As described above, according to the printing apparatus and the printing method of the present invention, a control pulse is supplied to the thermal head, and before the thermal head performs printing, the voltage value applied to the thermal head is reduced. Detects and detects the voltage value applied to the thermal head while the thermal head is performing printing, stores the detected voltage value, and applies the voltage value to the thermal head before the thermal head performs printing. A predetermined reference voltage value is calculated based on the voltage value and the lowest voltage value applied to the thermal head while the thermal head is performing printing, and the thermal head performs printing. During the operation, the magnitude of the voltage value applied to the thermal head is compared with the magnitude of the reference voltage value, and based on the comparison result, the pulse of the control pulse supplied to the thermal head is compared. Since so as to control the width, it is possible to suppress variations in print density due to variations in the applied voltage being applied to the thermal head.

[Brief description of the drawings]

FIG. 1 is a block diagram illustrating a configuration example of an embodiment of a label printer to which a printing apparatus according to the invention is applied.

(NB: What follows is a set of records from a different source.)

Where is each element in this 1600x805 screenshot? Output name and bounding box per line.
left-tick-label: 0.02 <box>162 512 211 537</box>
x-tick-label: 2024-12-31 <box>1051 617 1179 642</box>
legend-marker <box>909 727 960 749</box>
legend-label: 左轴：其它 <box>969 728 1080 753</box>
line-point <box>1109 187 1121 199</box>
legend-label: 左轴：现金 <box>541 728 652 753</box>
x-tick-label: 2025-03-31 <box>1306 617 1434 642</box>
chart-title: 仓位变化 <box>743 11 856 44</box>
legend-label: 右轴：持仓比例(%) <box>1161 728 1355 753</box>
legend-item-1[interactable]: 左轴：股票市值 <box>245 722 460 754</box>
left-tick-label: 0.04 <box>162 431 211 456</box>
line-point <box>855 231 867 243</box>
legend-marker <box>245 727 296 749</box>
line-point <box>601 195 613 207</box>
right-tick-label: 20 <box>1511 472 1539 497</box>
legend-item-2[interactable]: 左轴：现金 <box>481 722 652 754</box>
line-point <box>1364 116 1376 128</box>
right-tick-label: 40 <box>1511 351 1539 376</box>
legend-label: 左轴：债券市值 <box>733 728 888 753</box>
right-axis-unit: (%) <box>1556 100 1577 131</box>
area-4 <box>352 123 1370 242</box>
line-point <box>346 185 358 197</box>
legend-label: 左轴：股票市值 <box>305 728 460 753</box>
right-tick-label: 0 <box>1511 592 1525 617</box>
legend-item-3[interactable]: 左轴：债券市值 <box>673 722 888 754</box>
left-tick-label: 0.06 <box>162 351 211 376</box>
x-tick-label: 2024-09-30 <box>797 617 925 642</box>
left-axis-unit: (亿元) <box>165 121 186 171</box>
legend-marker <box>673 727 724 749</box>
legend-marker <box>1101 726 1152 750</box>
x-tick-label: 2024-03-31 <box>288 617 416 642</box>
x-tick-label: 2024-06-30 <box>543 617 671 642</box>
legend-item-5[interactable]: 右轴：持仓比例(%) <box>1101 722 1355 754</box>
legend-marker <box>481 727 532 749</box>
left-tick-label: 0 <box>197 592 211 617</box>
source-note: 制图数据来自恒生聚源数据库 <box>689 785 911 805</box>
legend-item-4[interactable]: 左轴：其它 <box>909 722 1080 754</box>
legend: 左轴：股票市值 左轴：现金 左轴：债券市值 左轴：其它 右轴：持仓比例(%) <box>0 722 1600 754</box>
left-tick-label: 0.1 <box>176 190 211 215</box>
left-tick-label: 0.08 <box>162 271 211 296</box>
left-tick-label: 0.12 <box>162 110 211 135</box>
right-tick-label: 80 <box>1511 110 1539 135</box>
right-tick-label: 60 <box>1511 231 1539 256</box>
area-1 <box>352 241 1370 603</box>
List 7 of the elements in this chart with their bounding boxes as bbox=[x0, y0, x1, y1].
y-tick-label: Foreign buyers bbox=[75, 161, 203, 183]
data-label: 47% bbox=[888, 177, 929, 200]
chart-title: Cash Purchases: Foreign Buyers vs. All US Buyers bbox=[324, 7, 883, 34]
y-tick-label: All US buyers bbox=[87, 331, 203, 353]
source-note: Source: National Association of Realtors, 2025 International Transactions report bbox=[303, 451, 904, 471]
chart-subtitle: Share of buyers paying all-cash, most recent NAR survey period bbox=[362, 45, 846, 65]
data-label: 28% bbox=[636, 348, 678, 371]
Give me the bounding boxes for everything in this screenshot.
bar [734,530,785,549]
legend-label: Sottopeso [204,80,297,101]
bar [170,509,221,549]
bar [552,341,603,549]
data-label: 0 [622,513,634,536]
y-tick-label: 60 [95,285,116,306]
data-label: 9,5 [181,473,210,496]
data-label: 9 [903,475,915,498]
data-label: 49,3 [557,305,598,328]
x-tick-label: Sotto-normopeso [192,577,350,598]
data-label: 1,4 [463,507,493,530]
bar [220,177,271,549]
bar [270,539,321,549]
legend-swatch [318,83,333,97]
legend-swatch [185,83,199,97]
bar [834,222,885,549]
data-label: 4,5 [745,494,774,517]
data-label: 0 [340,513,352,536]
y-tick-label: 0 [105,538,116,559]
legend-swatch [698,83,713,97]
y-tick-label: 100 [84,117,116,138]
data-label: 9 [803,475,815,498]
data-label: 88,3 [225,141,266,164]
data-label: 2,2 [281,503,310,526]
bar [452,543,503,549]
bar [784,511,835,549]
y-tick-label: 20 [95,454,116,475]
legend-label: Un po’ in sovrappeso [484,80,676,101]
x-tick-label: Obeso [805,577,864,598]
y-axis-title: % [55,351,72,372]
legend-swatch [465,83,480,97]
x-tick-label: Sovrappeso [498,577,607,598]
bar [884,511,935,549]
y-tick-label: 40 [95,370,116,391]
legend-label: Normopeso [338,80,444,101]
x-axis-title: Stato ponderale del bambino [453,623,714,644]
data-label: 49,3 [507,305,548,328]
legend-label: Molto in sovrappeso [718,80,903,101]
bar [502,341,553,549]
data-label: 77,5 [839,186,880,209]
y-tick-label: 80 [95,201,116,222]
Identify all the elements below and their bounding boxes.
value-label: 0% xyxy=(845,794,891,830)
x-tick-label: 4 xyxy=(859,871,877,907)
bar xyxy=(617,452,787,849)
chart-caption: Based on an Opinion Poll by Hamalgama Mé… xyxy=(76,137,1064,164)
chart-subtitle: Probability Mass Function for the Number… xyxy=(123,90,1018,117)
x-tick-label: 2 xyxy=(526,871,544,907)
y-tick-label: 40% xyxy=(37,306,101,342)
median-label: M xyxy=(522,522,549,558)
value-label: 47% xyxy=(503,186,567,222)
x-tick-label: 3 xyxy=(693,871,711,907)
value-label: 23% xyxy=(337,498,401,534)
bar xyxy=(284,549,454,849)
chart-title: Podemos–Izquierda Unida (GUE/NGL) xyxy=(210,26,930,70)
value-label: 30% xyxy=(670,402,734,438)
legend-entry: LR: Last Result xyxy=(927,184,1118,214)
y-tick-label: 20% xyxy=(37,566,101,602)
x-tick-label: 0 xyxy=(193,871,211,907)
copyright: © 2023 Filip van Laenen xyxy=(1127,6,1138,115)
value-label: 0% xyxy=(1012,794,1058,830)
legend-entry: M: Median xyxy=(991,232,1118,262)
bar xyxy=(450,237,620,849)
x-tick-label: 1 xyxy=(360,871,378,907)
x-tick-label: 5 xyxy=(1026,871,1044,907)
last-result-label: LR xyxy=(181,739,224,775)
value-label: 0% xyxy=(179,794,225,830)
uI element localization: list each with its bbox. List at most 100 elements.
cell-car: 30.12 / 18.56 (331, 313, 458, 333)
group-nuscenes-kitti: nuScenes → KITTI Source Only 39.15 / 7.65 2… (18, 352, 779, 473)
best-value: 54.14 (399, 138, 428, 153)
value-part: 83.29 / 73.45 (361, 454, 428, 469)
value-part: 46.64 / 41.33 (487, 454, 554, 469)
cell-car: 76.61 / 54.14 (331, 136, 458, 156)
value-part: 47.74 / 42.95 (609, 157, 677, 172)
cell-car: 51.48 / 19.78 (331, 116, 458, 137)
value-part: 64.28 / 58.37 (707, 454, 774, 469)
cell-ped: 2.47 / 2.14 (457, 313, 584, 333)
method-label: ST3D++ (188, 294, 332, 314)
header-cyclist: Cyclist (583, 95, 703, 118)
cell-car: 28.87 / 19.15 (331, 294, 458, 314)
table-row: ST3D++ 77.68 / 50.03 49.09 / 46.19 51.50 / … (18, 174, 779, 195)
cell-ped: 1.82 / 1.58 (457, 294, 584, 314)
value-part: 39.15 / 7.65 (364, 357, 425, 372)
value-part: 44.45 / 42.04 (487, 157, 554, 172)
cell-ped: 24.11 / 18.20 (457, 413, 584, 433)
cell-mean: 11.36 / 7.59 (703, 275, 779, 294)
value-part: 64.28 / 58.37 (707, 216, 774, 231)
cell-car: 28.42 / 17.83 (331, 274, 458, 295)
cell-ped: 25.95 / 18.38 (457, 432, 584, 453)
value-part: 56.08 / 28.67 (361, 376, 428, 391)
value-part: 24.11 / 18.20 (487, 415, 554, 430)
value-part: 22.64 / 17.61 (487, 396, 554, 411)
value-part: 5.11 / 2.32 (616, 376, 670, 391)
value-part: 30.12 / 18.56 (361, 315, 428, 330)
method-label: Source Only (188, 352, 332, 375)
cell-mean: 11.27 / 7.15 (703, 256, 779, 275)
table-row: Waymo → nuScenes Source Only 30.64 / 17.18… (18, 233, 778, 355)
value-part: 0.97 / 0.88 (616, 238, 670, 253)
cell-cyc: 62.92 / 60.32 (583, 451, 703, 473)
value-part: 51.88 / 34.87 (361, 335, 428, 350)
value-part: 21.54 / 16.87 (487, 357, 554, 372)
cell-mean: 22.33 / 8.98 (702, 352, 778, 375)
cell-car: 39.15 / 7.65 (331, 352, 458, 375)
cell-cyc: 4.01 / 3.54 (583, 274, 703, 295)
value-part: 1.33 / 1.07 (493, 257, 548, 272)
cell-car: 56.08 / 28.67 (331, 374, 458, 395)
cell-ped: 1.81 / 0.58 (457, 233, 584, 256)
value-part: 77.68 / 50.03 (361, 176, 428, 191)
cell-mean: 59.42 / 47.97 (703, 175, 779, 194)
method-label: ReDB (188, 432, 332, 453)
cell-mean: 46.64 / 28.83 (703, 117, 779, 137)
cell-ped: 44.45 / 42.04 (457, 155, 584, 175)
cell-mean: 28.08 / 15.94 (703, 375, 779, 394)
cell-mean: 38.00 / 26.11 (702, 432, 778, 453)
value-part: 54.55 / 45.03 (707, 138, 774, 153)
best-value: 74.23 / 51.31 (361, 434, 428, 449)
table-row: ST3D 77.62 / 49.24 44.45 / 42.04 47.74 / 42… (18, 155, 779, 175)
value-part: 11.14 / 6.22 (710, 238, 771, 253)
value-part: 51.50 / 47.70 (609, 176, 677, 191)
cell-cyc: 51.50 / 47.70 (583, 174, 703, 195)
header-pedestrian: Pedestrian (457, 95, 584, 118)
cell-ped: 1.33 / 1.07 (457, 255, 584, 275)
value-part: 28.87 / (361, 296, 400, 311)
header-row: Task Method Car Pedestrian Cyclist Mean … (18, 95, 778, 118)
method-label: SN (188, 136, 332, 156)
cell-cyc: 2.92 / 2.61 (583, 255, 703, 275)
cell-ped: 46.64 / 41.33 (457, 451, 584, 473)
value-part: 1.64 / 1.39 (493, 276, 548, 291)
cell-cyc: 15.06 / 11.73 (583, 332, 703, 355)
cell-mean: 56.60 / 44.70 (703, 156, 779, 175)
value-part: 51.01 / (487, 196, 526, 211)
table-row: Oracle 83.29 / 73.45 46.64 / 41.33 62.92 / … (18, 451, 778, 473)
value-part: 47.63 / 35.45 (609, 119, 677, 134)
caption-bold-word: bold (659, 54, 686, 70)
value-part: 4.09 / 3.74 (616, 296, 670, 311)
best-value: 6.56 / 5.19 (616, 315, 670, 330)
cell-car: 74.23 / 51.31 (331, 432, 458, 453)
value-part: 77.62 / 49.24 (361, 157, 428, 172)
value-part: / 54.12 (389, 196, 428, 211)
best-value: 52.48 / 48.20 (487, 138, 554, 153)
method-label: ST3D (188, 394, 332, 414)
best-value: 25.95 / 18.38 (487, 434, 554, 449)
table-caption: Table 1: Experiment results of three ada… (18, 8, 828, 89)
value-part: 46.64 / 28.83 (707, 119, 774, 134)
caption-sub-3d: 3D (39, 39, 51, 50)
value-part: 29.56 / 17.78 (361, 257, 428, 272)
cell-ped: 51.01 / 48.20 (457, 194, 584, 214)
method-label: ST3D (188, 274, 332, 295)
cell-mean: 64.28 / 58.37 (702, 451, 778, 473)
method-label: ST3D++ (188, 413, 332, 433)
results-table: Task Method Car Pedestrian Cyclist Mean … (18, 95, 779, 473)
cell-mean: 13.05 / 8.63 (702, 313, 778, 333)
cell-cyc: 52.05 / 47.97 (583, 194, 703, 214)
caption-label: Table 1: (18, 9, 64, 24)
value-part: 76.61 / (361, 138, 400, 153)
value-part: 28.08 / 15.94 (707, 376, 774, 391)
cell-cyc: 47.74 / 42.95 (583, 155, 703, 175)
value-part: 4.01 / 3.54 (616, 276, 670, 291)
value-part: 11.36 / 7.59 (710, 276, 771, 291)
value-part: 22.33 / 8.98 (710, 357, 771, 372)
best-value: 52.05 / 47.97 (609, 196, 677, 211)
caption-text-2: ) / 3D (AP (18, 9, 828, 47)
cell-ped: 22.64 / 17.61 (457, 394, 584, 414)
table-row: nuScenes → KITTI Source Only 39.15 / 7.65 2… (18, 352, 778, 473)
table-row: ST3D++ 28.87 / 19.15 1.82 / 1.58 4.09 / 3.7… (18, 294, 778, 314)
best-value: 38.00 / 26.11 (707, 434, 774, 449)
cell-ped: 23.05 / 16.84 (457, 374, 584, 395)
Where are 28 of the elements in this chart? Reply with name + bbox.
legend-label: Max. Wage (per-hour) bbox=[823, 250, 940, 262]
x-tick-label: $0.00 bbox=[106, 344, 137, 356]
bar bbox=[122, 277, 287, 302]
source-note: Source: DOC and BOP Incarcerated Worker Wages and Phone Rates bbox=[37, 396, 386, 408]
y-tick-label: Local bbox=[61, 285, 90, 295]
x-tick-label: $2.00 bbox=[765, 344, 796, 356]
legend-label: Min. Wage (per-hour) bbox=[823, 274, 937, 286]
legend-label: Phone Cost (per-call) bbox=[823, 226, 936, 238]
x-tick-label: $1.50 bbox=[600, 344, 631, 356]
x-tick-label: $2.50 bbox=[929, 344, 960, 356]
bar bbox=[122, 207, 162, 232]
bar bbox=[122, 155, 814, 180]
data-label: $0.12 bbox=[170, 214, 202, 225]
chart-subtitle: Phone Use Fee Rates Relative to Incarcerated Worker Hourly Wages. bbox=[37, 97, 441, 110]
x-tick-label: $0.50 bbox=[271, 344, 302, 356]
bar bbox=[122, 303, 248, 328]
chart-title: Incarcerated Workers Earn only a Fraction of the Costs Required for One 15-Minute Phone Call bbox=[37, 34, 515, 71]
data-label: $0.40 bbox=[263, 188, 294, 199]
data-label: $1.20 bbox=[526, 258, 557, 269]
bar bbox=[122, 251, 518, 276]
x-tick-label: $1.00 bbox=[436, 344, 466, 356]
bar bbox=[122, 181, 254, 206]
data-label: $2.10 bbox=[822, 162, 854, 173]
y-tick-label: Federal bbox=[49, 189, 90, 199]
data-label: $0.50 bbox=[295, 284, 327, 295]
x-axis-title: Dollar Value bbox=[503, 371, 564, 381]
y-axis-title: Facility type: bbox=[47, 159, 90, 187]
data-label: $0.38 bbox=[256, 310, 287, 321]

FIG. 2 is a flowchart for explaining the operation of the embodiment of FIG. 1;

FIG. 3 is a timing chart for explaining the operation of the embodiment of FIG. 1;

[Explanation of symbols]

 DESCRIPTION OF SYMBOLS 1 Main storage device 2 Storage device 3 A / D converter 4 Voltage detector 5 Thermal head 6 CPU

Claims (3)

[Claims] 1. A printing apparatus for performing printing using a thermal head, comprising: a pulse supply unit configured to supply a control pulse to the thermal head; and a voltage applied to the thermal head before the thermal head performs printing. First detection means for detecting a voltage value; second detection means for detecting a voltage value applied to the thermal head while the thermal head is performing printing; and the first detection. Said voltage value detected by the means;
Storage means for storing the voltage value detected by the second detection means; the voltage value detected by the first detection means stored in the storage means; and the second detection means Calculating means for calculating a predetermined reference voltage value based on the lowest value of the voltage value detected by the second detecting means; the magnitude of the voltage value detected by the second detecting means; and the magnitude of the reference voltage value. And a control unit for controlling a pulse width of the control pulse supplied to the thermal head by the supply unit based on a comparison result by the comparison unit. 2. The arithmetic unit according to claim 1, wherein the arithmetic unit obtains an arithmetic result obtained by subtracting a minimum value of the voltage value detected by the second detecting unit from the voltage value detected by the first detecting unit. An operation result obtained by subtracting an operation result obtained by multiplying a predetermined coefficient from the voltage value detected by the first detecting means is used as the reference voltage value. The printing device according to claim 1. 3. A printing method for performing printing using a thermal head, comprising: a pulse supplying step of supplying a control pulse to the thermal head; and a voltage applied to the thermal head before the thermal head performs printing. A first detection step of detecting a voltage value; a second detection step of detecting a voltage value applied to the thermal head while the thermal head is performing printing; and the first detection step. And a storage step of storing the voltage value detected in the second detection step, and the voltage value detected in the first detection step, stored in the storage step And calculating a predetermined reference voltage value based on the minimum value of the voltage value detected in the second detection step. A comparing step of comparing the magnitude of the voltage value detected in the second detecting step with the magnitude of the reference voltage value, based on a comparison result in the comparing step, A control step of controlling a pulse width of the control pulse supplied to the thermal head.